No âmbito da família, vemos fetos mortos, jogados pelas mães em latas de

lixo! Vendem os filhos, negociam e exploram a sexualidade infantil. Crianças são

violentadas com a anuência dos familiares, que tudo assistem e quedam-se inertes.

A violência doméstica é realidade, e os crimes passionais acontecem do

lado do nosso quintal, em que pese, a implementação da Lei Maria da Penha em

solo pátrio, as mulheres continuam sendo assassinadas brutalmente.
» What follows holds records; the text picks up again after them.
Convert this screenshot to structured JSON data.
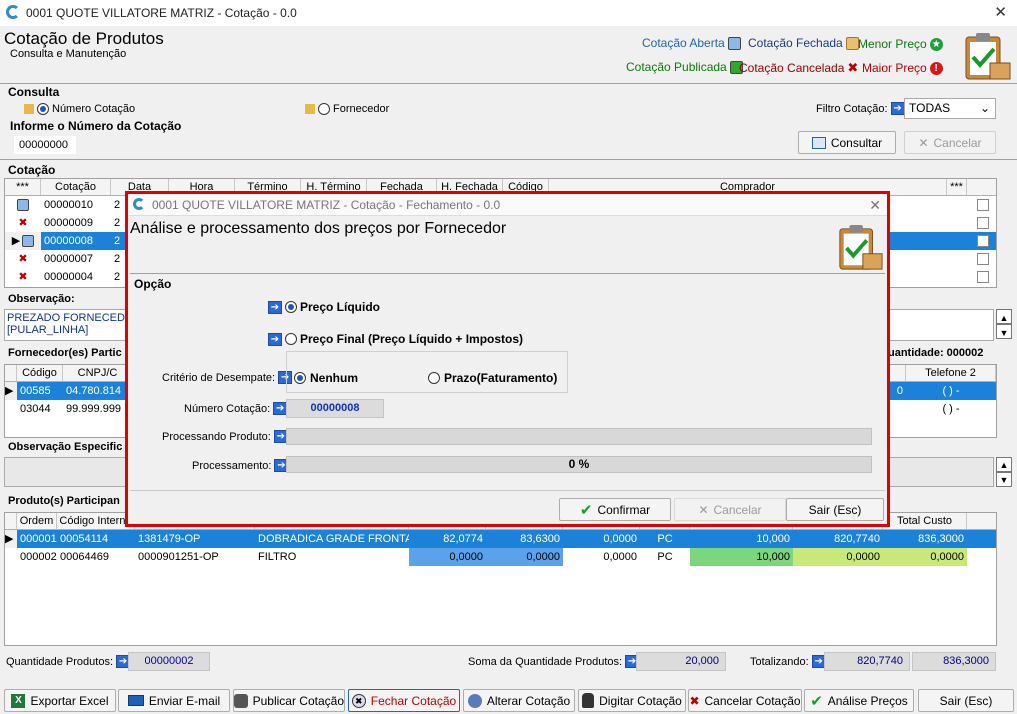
{
  "window": {
    "title": "0001 QUOTE VILLATORE MATRIZ - Cotação - 0.0",
    "close": "✕"
  },
  "header": {
    "title": "Cotação de Produtos",
    "subtitle": "Consulta e Manutenção"
  },
  "legend": {
    "aberta": "Cotação Aberta",
    "fechada": "Cotação Fechada",
    "menor": "Menor Preço",
    "publicada": "Cotação Publicada",
    "cancelada": "Cotação Cancelada",
    "maior": "Maior Preço"
  },
  "colors": {
    "accent": "#1c82d9",
    "modal_border": "#e00000",
    "green_cell": "#7cd67c",
    "blue_cell": "#5aa3ea"
  },
  "consulta": {
    "title": "Consulta",
    "opt_numero": "Número Cotação",
    "opt_fornecedor": "Fornecedor",
    "filtro_label": "Filtro Cotação:",
    "filtro_value": "TODAS",
    "informe_label": "Informe o Número da Cotação",
    "numero_value": "00000000",
    "consultar": "Consultar",
    "cancelar": "Cancelar"
  },
  "cotacao": {
    "title": "Cotação",
    "columns": [
      "***",
      "Cotação",
      "Data",
      "Hora",
      "Término",
      "H. Término",
      "Fechada",
      "H. Fechada",
      "Código",
      "Comprador",
      "***"
    ],
    "rows": [
      {
        "status": "aberta",
        "num": "00000010",
        "tail": "2"
      },
      {
        "status": "cancelada",
        "num": "00000009",
        "tail": "2"
      },
      {
        "status": "aberta",
        "num": "00000008",
        "tail": "2"
      },
      {
        "status": "cancelada",
        "num": "00000007",
        "tail": "2"
      },
      {
        "status": "cancelada",
        "num": "00000004",
        "tail": "2"
      }
    ]
  },
  "observacao": {
    "title": "Observação:",
    "text1": "PREZADO FORNECEDOR",
    "text2": "[PULAR_LINHA]"
  },
  "fornecedores": {
    "title": "Fornecedor(es) Partic",
    "qty_label": "uantidade: 000002",
    "columns": [
      "Código",
      "CNPJ/C",
      "Telefone 2"
    ],
    "rows": [
      {
        "code": "00585",
        "cnpj": "04.780.814",
        "tail": "0",
        "tel": "( )  -"
      },
      {
        "code": "03044",
        "cnpj": "99.999.999",
        "tail": "",
        "tel": "( )  -"
      }
    ]
  },
  "obs_especifica": {
    "title": "Observação Especific"
  },
  "produtos": {
    "title": "Produto(s) Participan",
    "columns": [
      "Ordem",
      "Código Interno",
      "",
      "",
      "",
      "",
      "",
      "",
      "",
      "",
      "Total Custo"
    ],
    "rows": [
      {
        "ordem": "000001",
        "cod": "00054114",
        "ref": "1381479-OP",
        "desc": "DOBRADICA GRADE FRONTAL",
        "v1": "82,0774",
        "v2": "83,6300",
        "v3": "0,0000",
        "un": "PC",
        "qtd": "10,000",
        "v4": "820,7740",
        "total": "836,3000"
      },
      {
        "ordem": "000002",
        "cod": "00064469",
        "ref": "0000901251-OP",
        "desc": "FILTRO",
        "v1": "0,0000",
        "v2": "0,0000",
        "v3": "0,0000",
        "un": "PC",
        "qtd": "10,000",
        "v4": "0,0000",
        "total": "0,0000"
      }
    ]
  },
  "totals": {
    "qtd_label": "Quantidade Produtos:",
    "qtd_value": "00000002",
    "soma_label": "Soma da Quantidade Produtos:",
    "soma_value": "20,000",
    "tot_label": "Totalizando:",
    "tot_value1": "820,7740",
    "tot_value2": "836,3000"
  },
  "toolbar": {
    "exportar": "Exportar Excel",
    "email": "Enviar E-mail",
    "publicar": "Publicar Cotação",
    "fechar": "Fechar Cotação",
    "alterar": "Alterar Cotação",
    "digitar": "Digitar Cotação",
    "cancelar": "Cancelar Cotação",
    "analise": "Análise Preços",
    "sair": "Sair (Esc)"
  },
  "modal": {
    "title": "0001 QUOTE VILLATORE MATRIZ - Cotação - Fechamento - 0.0",
    "heading": "Análise e processamento dos preços por Fornecedor",
    "opcao": "Opção",
    "preco_liquido": "Preço Líquido",
    "preco_final": "Preço Final (Preço Líquido + Impostos)",
    "criterio_label": "Critério de Desempate:",
    "nenhum": "Nenhum",
    "prazo": "Prazo(Faturamento)",
    "numero_label": "Número Cotação:",
    "numero_value": "00000008",
    "processando_label": "Processando Produto:",
    "processamento_label": "Processamento:",
    "progress_text": "0 %",
    "progress": 0,
    "confirmar": "Confirmar",
    "cancelar": "Cancelar",
    "sair": "Sair (Esc)"
  }
}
O jovem brasileiro, sem perspectivas, corrompe-se com a ilusão do dinheiro

fácil, sem alternativas, adentra o mundo das drogas. Quando crianças aprendem a

vender pequenas quantidades de drogas e conhecem armas, quando maiores, por

volta de 13 anos estão vigiando os morros onde estão localizados os pontos de

drogas. Mais tarde transformam-se em traficantes. Querem carros importados,

casas suntuosas, roupas e bebidas importadas, fartas contas bancárias,

empregados, reproduzindo o mundo capitalista.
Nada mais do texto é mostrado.